The common definition of Social Security Disability you hear is saying that you are too disabled to work. However, a more accurate definition could be saying that you are too disabled to do significant work. Every year, Social Security sets a specific amount that they call Substantial Gainful Activity (SGA). If you are making more than this amount, you are engaging in SGA and are not eligible for Social Security Disability. However, if you are making less than this amount, you are not engaging in SGA and are therefore, still eligible for Disability. In 2015, Social Security set the SGA amount for non-blind individuals at $1090 gross monthly income. This means that a non-blind individual may work while on Disability so long as he is not making more than $1090 a month before taxes.
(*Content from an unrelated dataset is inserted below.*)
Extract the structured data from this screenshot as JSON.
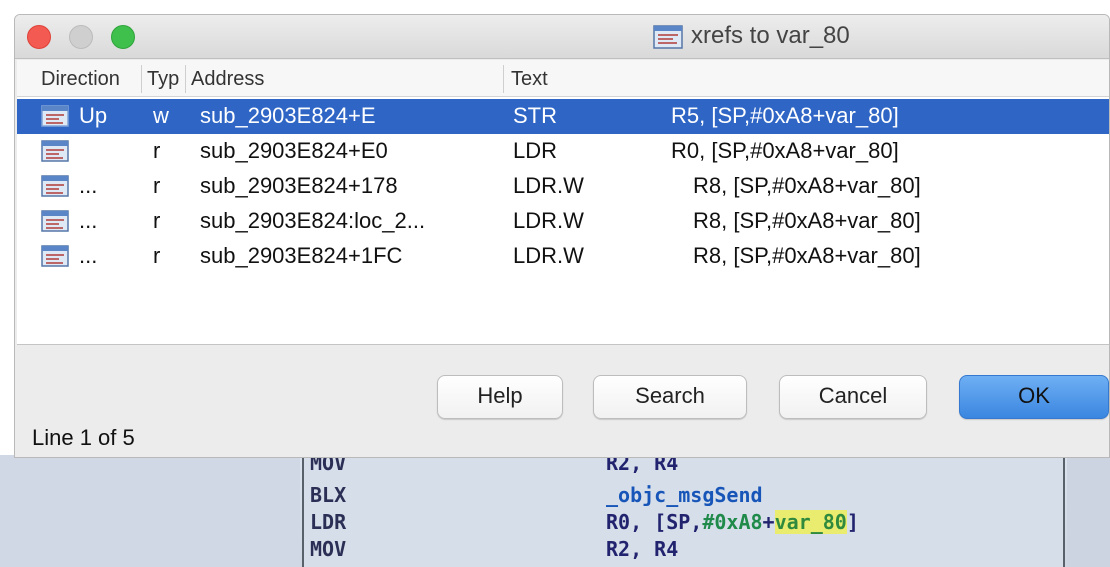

Some may believe this is wrong letting people claiming to be disabled work in addition to their Disability benefits. However, this is actually Social Security being very reasonable with their rules. Most people on Disability actually want to work, but cannot work enough to support themselves. Allowing them to work part-time allows individuals to keep a sense of independence while also supplementing their Disability payments. As I have stated in previous posts, Social Security Disability payments are usually a very modest amount averaging $1,165 a month in 2015. No one is going to get rich working part-time while being on Disability.
You must be careful when working while on Disability. Making too much money can affect your case causing you to become ineligible for Disability benefits. Each case is different, so do not take the above information as legal advice. To get actual advice for your specific claim, you should contact Social Security or a Social Security Disability attorney.